In any event, A&CMF was the first of the several films in which Bud Abbott and Lou Costello met monsters from the Universal movie lot and it is still the best -- and I'm not just saying that because this was the first Abbott and Costello movie I ever saw. I would like to say the same thing about a lot of Abbott and Costello movies I have seen but I just can't.

The movie begins with an eerie animated sequence which shows the Frankenstein Monster knocking on a tomb which contains the skeletons of Abbott and Costello -- who, of course, run away at the sight of him. From then on, it proceeds to introduce the various supernatural entities that will be appearing in the film. Even when the movie changes over to live-action sequences, it does not hesitate to set a mood and it keeps returning to that mood over and over again. Along the way, an easily scared deliveryman named Wilbur (played by Lou Costello) keeps running into Count Dracula, the Frankenstein Monster -- AKA Frankie -- and the Wolfman -- AKA Lawrence Talbot -- while driving his fellow deliveryman Chick (played by Bud Abbott, natch) crazy with the way he keeps acquiring the attention of two women -- a mysterious European brunette named Sandra Mornay and a blonde American woman named Joan Raymond. (I'm not sure why Wilbur and Chick never get last names in this movie but I suspect the writers thought the younger audience members would already be confused enough by the fact that Abbott and Costello were not playing characters named Bud and Lou. At least, I remember experiencing such confusion the first time I saw this film -- but maybe that was just me. And as I noted above, this was the first Abbott and Costello movie I had ever seen.)

Of course, this being a horror comedy, both women turn out to have ulterior motives for courting Wilbur. Ms. Raymond wants to use Wilbur to help solve an insurance case involving missing exhibits from a local wax museum while Ms. Mornay wants to use Wilbur for more nefarious purposes. Everything comes together on a dark but not so stormy night when Chick discovers the hard way that Wilbur was not fibbing about seeing monsters and then -- Well, you can probably appreciate what happens next much better if you see the actual movie.

For what it is worth, author Jeff Rovin once wrote a literary sequel to this movie called Return of the Wolf Man but unfortunately, it is out of print right now and almost impossible to find unless you're one of those people who can afford to spend a king's random on a paperback book. It would be nice to to say that I saw this book in my local library, but alas, I am not yet that lucky.

But, hey, in the meantime, we'll always have Bud and Lou. Not to mention a classic movie cameo at the film's finale -- if, indeed, "cameo" is the right word to use for a role in which a famous actor never actually appears on film yet utters a memorable line of dialogue. Confused? Well, that just means you haven't seen the movie yet.
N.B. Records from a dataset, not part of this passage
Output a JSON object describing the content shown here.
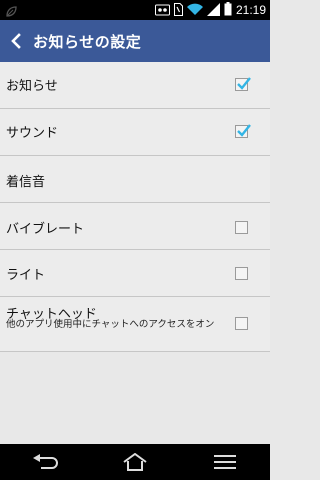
{
  "status_bar": {
    "time": "21:19",
    "icons": [
      "leaf-icon",
      "voicemail-icon",
      "sim-icon",
      "wifi-icon",
      "signal-icon",
      "battery-icon"
    ]
  },
  "action_bar": {
    "title": "お知らせの設定",
    "back_icon": "chevron-left-icon",
    "background": "#3b5998"
  },
  "settings": [
    {
      "label": "お知らせ",
      "has_checkbox": true,
      "checked": true
    },
    {
      "label": "サウンド",
      "has_checkbox": true,
      "checked": true
    },
    {
      "label": "着信音",
      "has_checkbox": false
    },
    {
      "label": "バイブレート",
      "has_checkbox": true,
      "checked": false
    },
    {
      "label": "ライト",
      "has_checkbox": true,
      "checked": false
    },
    {
      "label": "チャットヘッド",
      "sublabel": "他のアプリ使用中にチャットへのアクセスをオン",
      "has_checkbox": true,
      "checked": false
    }
  ],
  "nav_bar": {
    "buttons": [
      "back-icon",
      "home-icon",
      "recent-apps-icon"
    ]
  },
  "colors": {
    "accent": "#33b5e5",
    "background": "#e8e8e8"
  }
}
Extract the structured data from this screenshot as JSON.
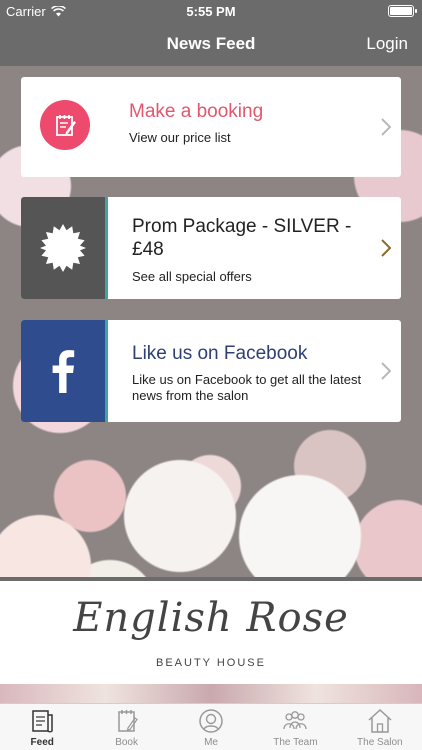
{
  "status_bar": {
    "carrier": "Carrier",
    "time": "5:55 PM"
  },
  "nav": {
    "title": "News Feed",
    "login": "Login"
  },
  "cards": {
    "booking": {
      "title": "Make a booking",
      "subtitle": "View our price list"
    },
    "prom": {
      "title": "Prom Package - SILVER - £48",
      "subtitle": "See all special offers"
    },
    "facebook": {
      "title": "Like us on Facebook",
      "subtitle": "Like us on Facebook to get all the latest news from the salon"
    }
  },
  "logo": {
    "name": "English Rose",
    "tagline": "BEAUTY HOUSE"
  },
  "tabs": [
    {
      "label": "Feed",
      "icon": "feed-icon"
    },
    {
      "label": "Book",
      "icon": "book-icon"
    },
    {
      "label": "Me",
      "icon": "me-icon"
    },
    {
      "label": "The Team",
      "icon": "team-icon"
    },
    {
      "label": "The Salon",
      "icon": "salon-icon"
    }
  ],
  "colors": {
    "accent_pink": "#ee4a6d",
    "facebook_blue": "#2e4c8e",
    "teal_divider": "#3aa7a0",
    "bar_gray": "#6b6b6b"
  }
}
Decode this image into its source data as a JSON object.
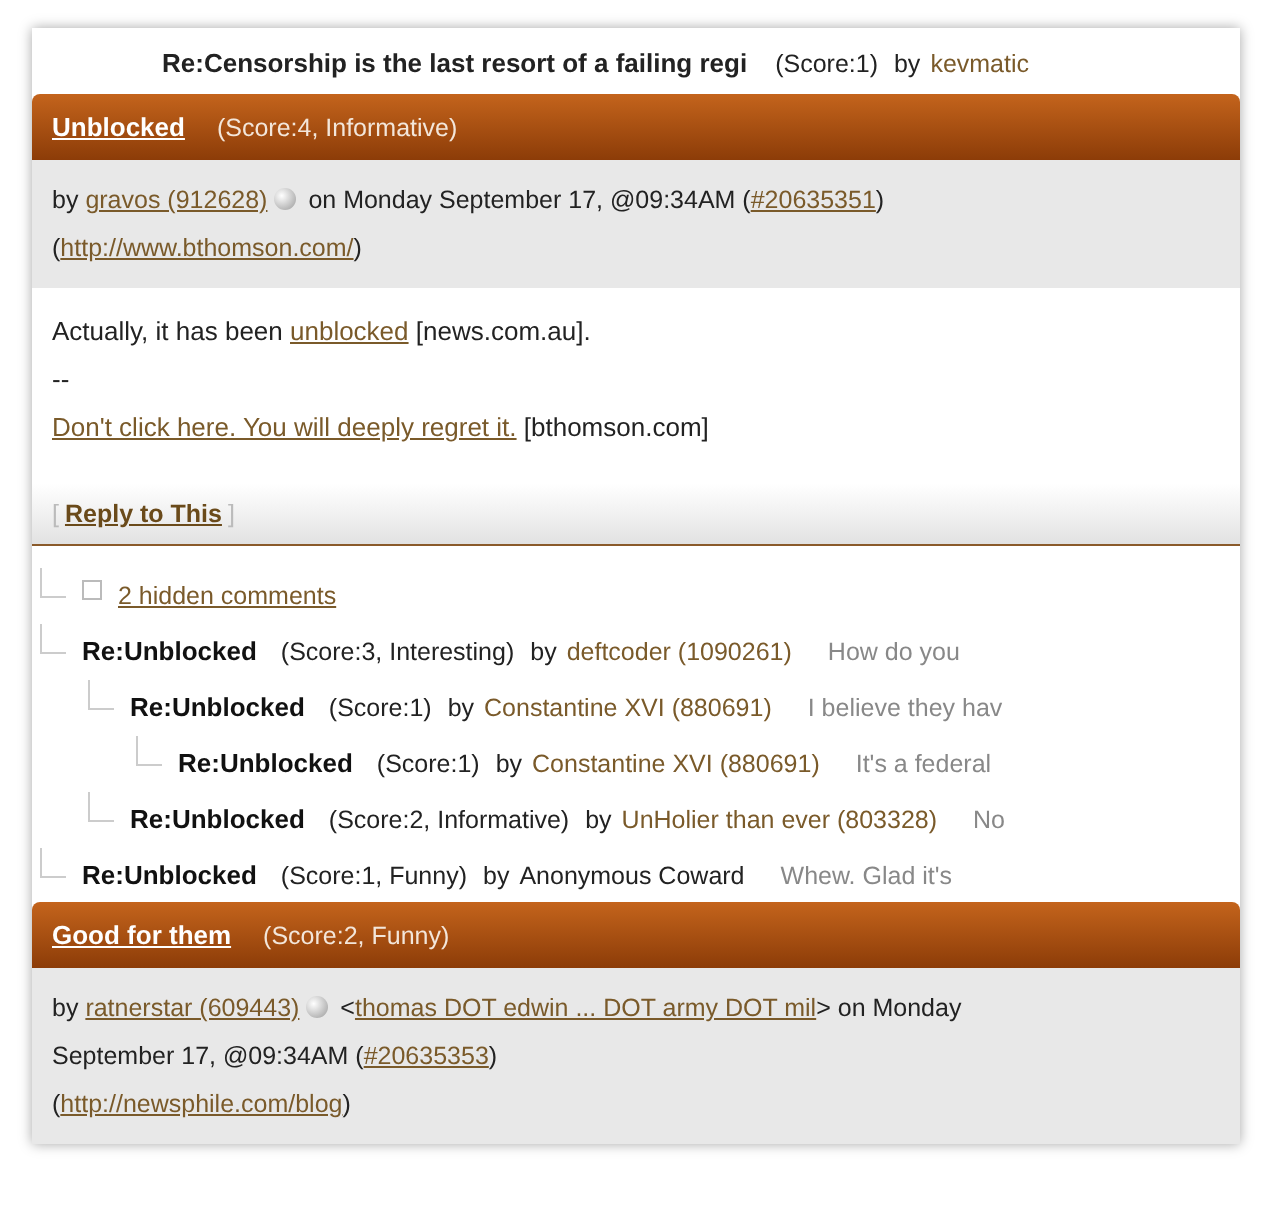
{
  "top_comment": {
    "title": "Re:Censorship is the last resort of a failing regi",
    "score": "(Score:1)",
    "by": "by",
    "author": "kevmatic"
  },
  "comments": [
    {
      "title": "Unblocked",
      "score": "(Score:4, Informative)",
      "meta": [
        {
          "kind": "text",
          "text": "by "
        },
        {
          "kind": "link",
          "text": "gravos (912628)"
        },
        {
          "kind": "dot"
        },
        {
          "kind": "text",
          "text": " on Monday September 17, @09:34AM ("
        },
        {
          "kind": "link",
          "text": "#20635351"
        },
        {
          "kind": "text",
          "text": ")"
        },
        {
          "kind": "break"
        },
        {
          "kind": "text",
          "text": "("
        },
        {
          "kind": "link",
          "text": "http://www.bthomson.com/"
        },
        {
          "kind": "text",
          "text": ")"
        }
      ],
      "body": [
        [
          {
            "kind": "text",
            "text": "Actually, it has been "
          },
          {
            "kind": "link",
            "text": "unblocked"
          },
          {
            "kind": "text",
            "text": " [news.com.au]."
          }
        ],
        [
          {
            "kind": "text",
            "text": "--"
          }
        ],
        [
          {
            "kind": "link",
            "text": "Don't click here. You will deeply regret it."
          },
          {
            "kind": "text",
            "text": " [bthomson.com]"
          }
        ]
      ],
      "reply_open": "[",
      "reply": "Reply to This",
      "reply_close": "]",
      "replies": [
        {
          "kind": "hidden",
          "text": "2 hidden comments"
        },
        {
          "kind": "reply",
          "title": "Re:Unblocked",
          "score": "(Score:3, Interesting)",
          "by": "by",
          "author": "deftcoder (1090261)",
          "author_link": true,
          "snippet": "How do you",
          "children": [
            {
              "kind": "reply",
              "title": "Re:Unblocked",
              "score": "(Score:1)",
              "by": "by",
              "author": "Constantine XVI (880691)",
              "author_link": true,
              "snippet": "I believe they hav",
              "children": [
                {
                  "kind": "reply",
                  "title": "Re:Unblocked",
                  "score": "(Score:1)",
                  "by": "by",
                  "author": "Constantine XVI (880691)",
                  "author_link": true,
                  "snippet": "It's a federal"
                }
              ]
            },
            {
              "kind": "reply",
              "title": "Re:Unblocked",
              "score": "(Score:2, Informative)",
              "by": "by",
              "author": "UnHolier than ever (803328)",
              "author_link": true,
              "snippet": "No"
            }
          ]
        },
        {
          "kind": "reply",
          "title": "Re:Unblocked",
          "score": "(Score:1, Funny)",
          "by": "by",
          "author": "Anonymous Coward",
          "author_link": false,
          "snippet": "Whew. Glad it's"
        }
      ]
    },
    {
      "title": "Good for them",
      "score": "(Score:2, Funny)",
      "meta": [
        {
          "kind": "text",
          "text": "by "
        },
        {
          "kind": "link",
          "text": "ratnerstar (609443)"
        },
        {
          "kind": "dot"
        },
        {
          "kind": "text",
          "text": " <"
        },
        {
          "kind": "link",
          "text": "thomas DOT edwin ... DOT army DOT mil"
        },
        {
          "kind": "text",
          "text": "> on Monday"
        },
        {
          "kind": "break"
        },
        {
          "kind": "text",
          "text": "September 17, @09:34AM ("
        },
        {
          "kind": "link",
          "text": "#20635353"
        },
        {
          "kind": "text",
          "text": ")"
        },
        {
          "kind": "break"
        },
        {
          "kind": "text",
          "text": "("
        },
        {
          "kind": "link",
          "text": "http://newsphile.com/blog"
        },
        {
          "kind": "text",
          "text": ")"
        }
      ]
    }
  ]
}
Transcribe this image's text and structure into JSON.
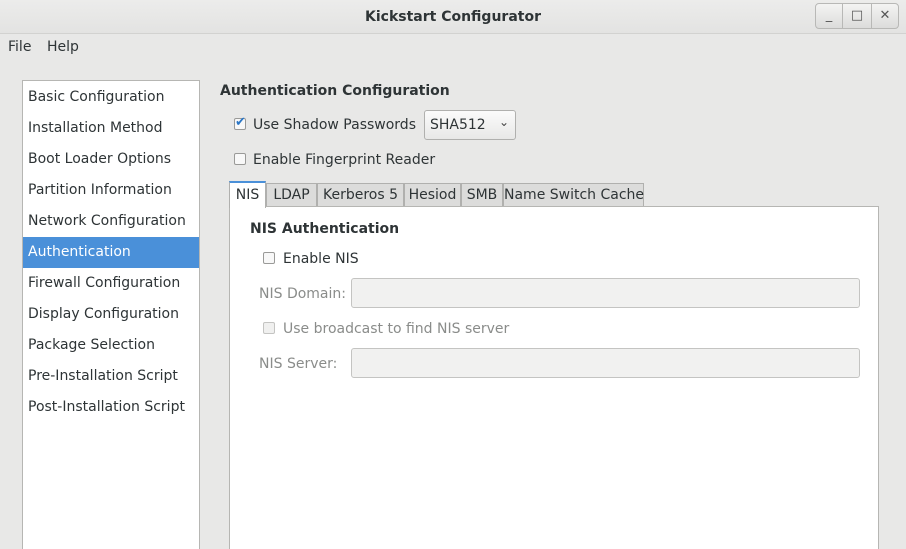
{
  "window": {
    "title": "Kickstart Configurator",
    "minimize_glyph": "_",
    "maximize_glyph": "□",
    "close_glyph": "✕"
  },
  "menubar": {
    "file": "File",
    "help": "Help"
  },
  "sidebar": {
    "items": [
      "Basic Configuration",
      "Installation Method",
      "Boot Loader Options",
      "Partition Information",
      "Network Configuration",
      "Authentication",
      "Firewall Configuration",
      "Display Configuration",
      "Package Selection",
      "Pre-Installation Script",
      "Post-Installation Script"
    ],
    "selected": "Authentication"
  },
  "auth": {
    "title": "Authentication Configuration",
    "shadow_passwords": {
      "label": "Use Shadow Passwords",
      "checked": true
    },
    "hash_select": {
      "value": "SHA512",
      "arrow": "⌄"
    },
    "fingerprint": {
      "label": "Enable Fingerprint Reader",
      "checked": false
    }
  },
  "tabs": {
    "items": [
      "NIS",
      "LDAP",
      "Kerberos 5",
      "Hesiod",
      "SMB",
      "Name Switch Cache"
    ],
    "active": "NIS"
  },
  "nis": {
    "title": "NIS Authentication",
    "enable": {
      "label": "Enable NIS",
      "checked": false
    },
    "domain": {
      "label": "NIS Domain:",
      "value": ""
    },
    "broadcast": {
      "label": "Use broadcast to find NIS server",
      "checked": false
    },
    "server": {
      "label": "NIS Server:",
      "value": ""
    }
  },
  "colors": {
    "selection": "#4a90d9",
    "window_bg": "#e8e8e7",
    "disabled_text": "#8a8c8a"
  }
}
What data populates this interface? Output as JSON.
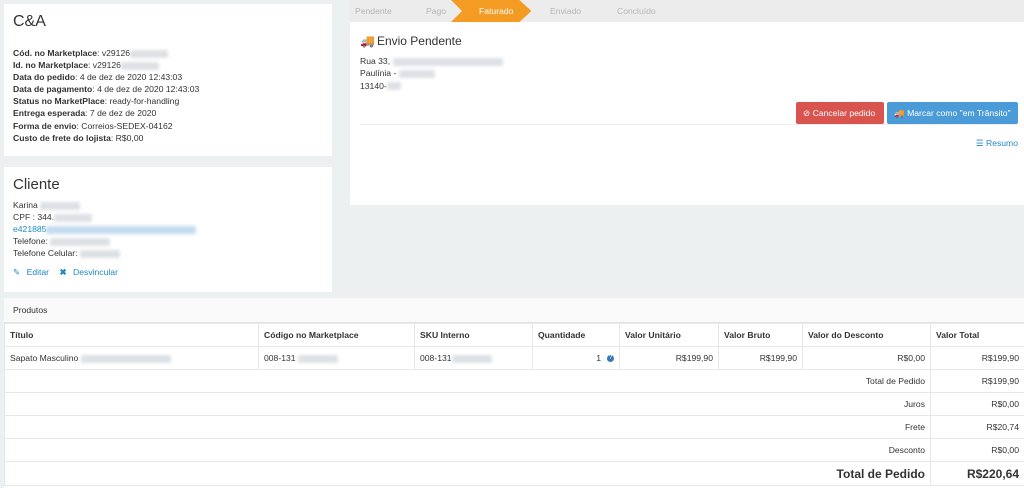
{
  "order": {
    "store": "C&A",
    "fields": [
      {
        "label": "Cód. no Marketplace",
        "value": "v29126"
      },
      {
        "label": "Id. no Marketplace",
        "value": "v29126"
      },
      {
        "label": "Data do pedido",
        "value": "4 de dez de 2020 12:43:03"
      },
      {
        "label": "Data de pagamento",
        "value": "4 de dez de 2020 12:43:03"
      },
      {
        "label": "Status no MarketPlace",
        "value": "ready-for-handling"
      },
      {
        "label": "Entrega esperada",
        "value": "7 de dez de 2020"
      },
      {
        "label": "Forma de envio",
        "value": "Correios-SEDEX-04162"
      },
      {
        "label": "Custo de frete do lojista",
        "value": "R$0,00"
      }
    ]
  },
  "client": {
    "title": "Cliente",
    "name": "Karina",
    "cpf": "CPF : 344.",
    "email": "e421885",
    "phone": "Telefone:",
    "mobile": "Telefone Celular:",
    "edit": "Editar",
    "unlink": "Desvincular"
  },
  "steps": [
    "Pendente",
    "Pago",
    "Faturado",
    "Enviado",
    "Concluído"
  ],
  "shipping": {
    "title": "Envio Pendente",
    "address_line1": "Rua 33,",
    "address_line2": "Paulínia -",
    "address_line3": "13140-",
    "cancel": "Cancelar pedido",
    "transit": "Marcar como \"em Trânsito\"",
    "resumo": "Resumo"
  },
  "products": {
    "section": "Produtos",
    "headers": [
      "Título",
      "Código no Marketplace",
      "SKU Interno",
      "Quantidade",
      "Valor Unitário",
      "Valor Bruto",
      "Valor do Desconto",
      "Valor Total"
    ],
    "row": {
      "title": "Sapato Masculino",
      "code": "008-131",
      "sku": "008-131",
      "qty": "1",
      "unit": "R$199,90",
      "gross": "R$199,90",
      "discount": "R$0,00",
      "total": "R$199,90"
    },
    "summary": [
      {
        "label": "Total de Pedido",
        "value": "R$199,90"
      },
      {
        "label": "Juros",
        "value": "R$0,00"
      },
      {
        "label": "Frete",
        "value": "R$20,74"
      },
      {
        "label": "Desconto",
        "value": "R$0,00"
      }
    ],
    "grand_total_label": "Total de Pedido",
    "grand_total_value": "R$220,64"
  },
  "colors": {
    "accent": "#f49b24",
    "danger": "#d9534f",
    "primary": "#4a9bd7",
    "link": "#1e88c7"
  }
}
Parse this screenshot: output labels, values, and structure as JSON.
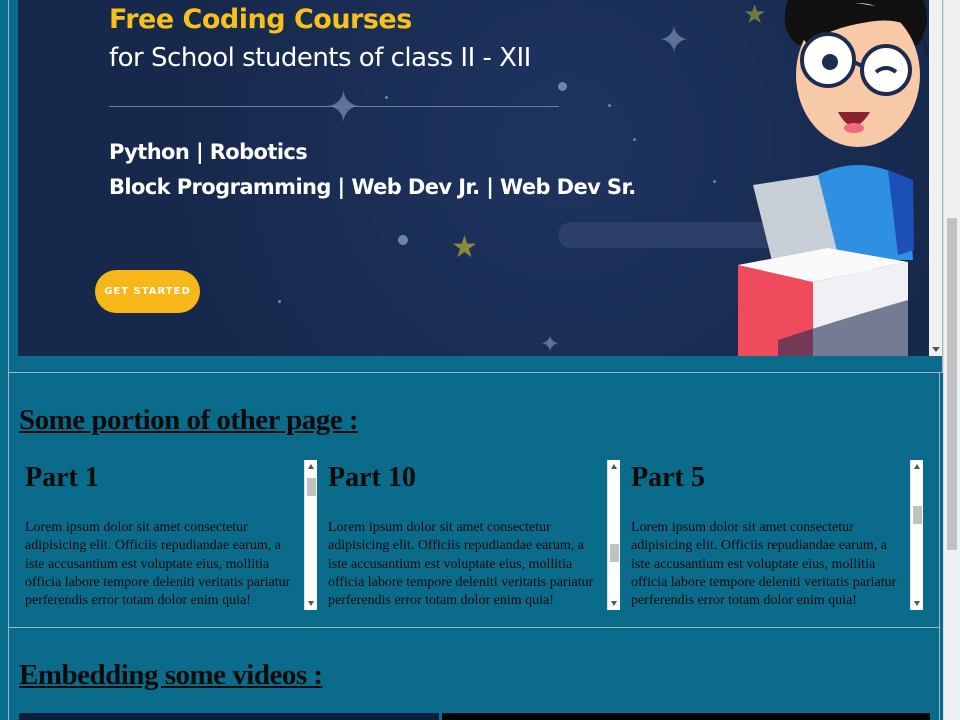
{
  "banner": {
    "title": "Free Coding Courses",
    "subtitle": "for School students of class II - XII",
    "courses_line1": "Python | Robotics",
    "courses_line2": "Block Programming | Web Dev Jr. | Web Dev Sr.",
    "cta_label": "GET STARTED"
  },
  "other_page": {
    "heading": "Some portion of other page :",
    "parts": [
      {
        "title": "Part 1",
        "text": "Lorem ipsum dolor sit amet consectetur adipisicing elit. Officiis repudiandae earum, a iste accusantium est voluptate eius, mollitia officia labore tempore deleniti veritatis pariatur perferendis error totam dolor enim quia!"
      },
      {
        "title": "Part 10",
        "text": "Lorem ipsum dolor sit amet consectetur adipisicing elit. Officiis repudiandae earum, a iste accusantium est voluptate eius, mollitia officia labore tempore deleniti veritatis pariatur perferendis error totam dolor enim quia!"
      },
      {
        "title": "Part 5",
        "text": "Lorem ipsum dolor sit amet consectetur adipisicing elit. Officiis repudiandae earum, a iste accusantium est voluptate eius, mollitia officia labore tempore deleniti veritatis pariatur perferendis error totam dolor enim quia!"
      }
    ]
  },
  "videos": {
    "heading": "Embedding some videos :"
  },
  "colors": {
    "page_bg": "#0a6b8a",
    "banner_bg": "#172a4e",
    "accent_yellow": "#f7c11b"
  }
}
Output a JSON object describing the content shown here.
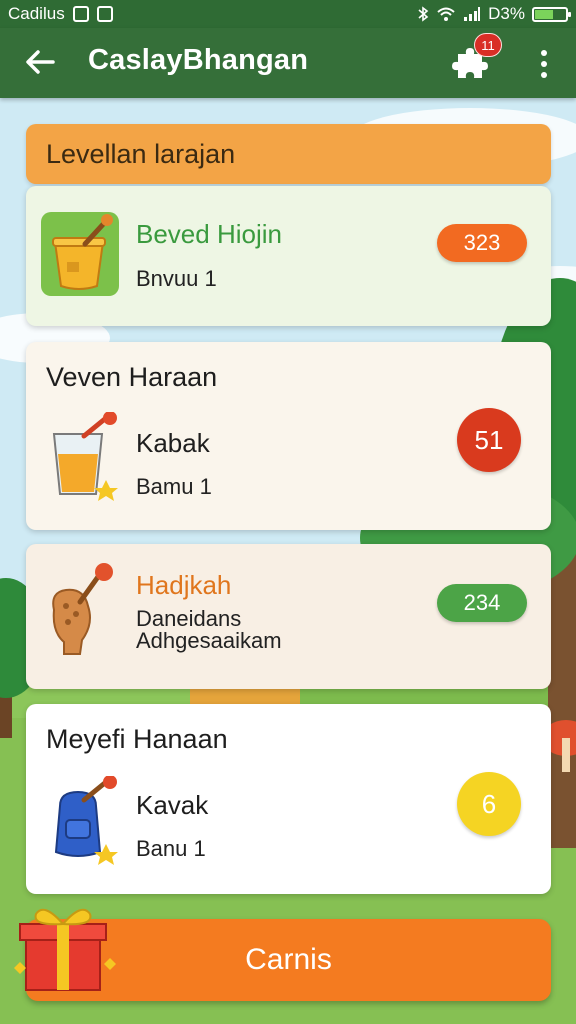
{
  "status_bar": {
    "carrier": "Cadilus",
    "battery": "D3%"
  },
  "app_bar": {
    "title": "CaslayBhangan",
    "notification_count": "11"
  },
  "section": {
    "title": "Levellan larajan"
  },
  "cards": [
    {
      "name": "Beved Hiojin",
      "subtitle": "Bnvuu 1",
      "value": "323",
      "value_style": "pill",
      "value_color": "#f26a21",
      "name_color": "#3a9a3e",
      "icon": "honey-pot-icon"
    },
    {
      "heading": "Veven Haraan",
      "name": "Kabak",
      "subtitle": "Bamu 1",
      "value": "51",
      "value_style": "circle",
      "value_color": "#d93a1e",
      "icon": "juice-glass-icon"
    },
    {
      "name": "Hadjkah",
      "subtitle": "Daneidans Adhgesaaikam",
      "value": "234",
      "value_style": "pill",
      "value_color": "#4ca447",
      "name_color": "#e0761d",
      "icon": "cookie-hand-icon"
    },
    {
      "heading": "Meyefi Hanaan",
      "name": "Kavak",
      "subtitle": "Banu 1",
      "value": "6",
      "value_style": "circle",
      "value_color": "#f5d423",
      "icon": "backpack-icon"
    }
  ],
  "bottom_button": {
    "label": "Carnis"
  }
}
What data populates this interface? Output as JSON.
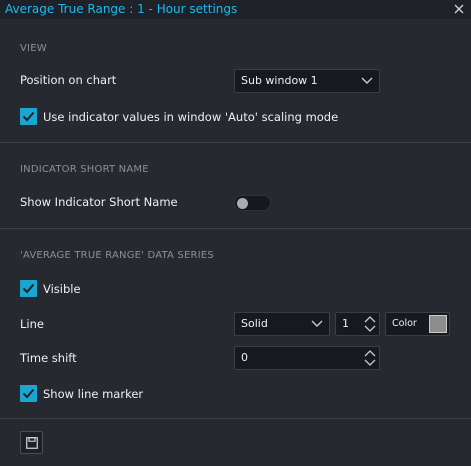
{
  "window": {
    "title": "Average True Range : 1 - Hour settings",
    "close_icon": "close-icon"
  },
  "view": {
    "heading": "VIEW",
    "position_label": "Position on chart",
    "position_value": "Sub window 1",
    "auto_scaling_label": "Use indicator values in window 'Auto' scaling mode",
    "auto_scaling_checked": true
  },
  "short_name": {
    "heading": "INDICATOR SHORT NAME",
    "show_label": "Show Indicator Short Name",
    "show_enabled": false
  },
  "series": {
    "heading": "'AVERAGE TRUE RANGE' DATA SERIES",
    "visible_label": "Visible",
    "visible_checked": true,
    "line_label": "Line",
    "line_style": "Solid",
    "line_width": "1",
    "color_label": "Color",
    "color_value": "#8d8d8d",
    "time_shift_label": "Time shift",
    "time_shift_value": "0",
    "marker_label": "Show line marker",
    "marker_checked": true
  },
  "footer": {
    "save_icon": "save-icon"
  },
  "colors": {
    "accent": "#1eb9ec",
    "checkbox": "#1aa6d0",
    "background": "#262a30",
    "input_bg": "#161a1f"
  }
}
Shame on you!

But if you have already seen the movie, please feel free to consider that scene a classic example of cinematic torch passing -- a scene in which the torch passes from old school horror actors like Bela Lugosi to newer school horror actors like a certain gentleman from Missouri who "appears" in the above-mentioned "cameo." And if you still have no idea whom I'm talking about, that's okay. I do not remember knowing much about the actor in question the first time I saw this movie and yet I still enjoyed it.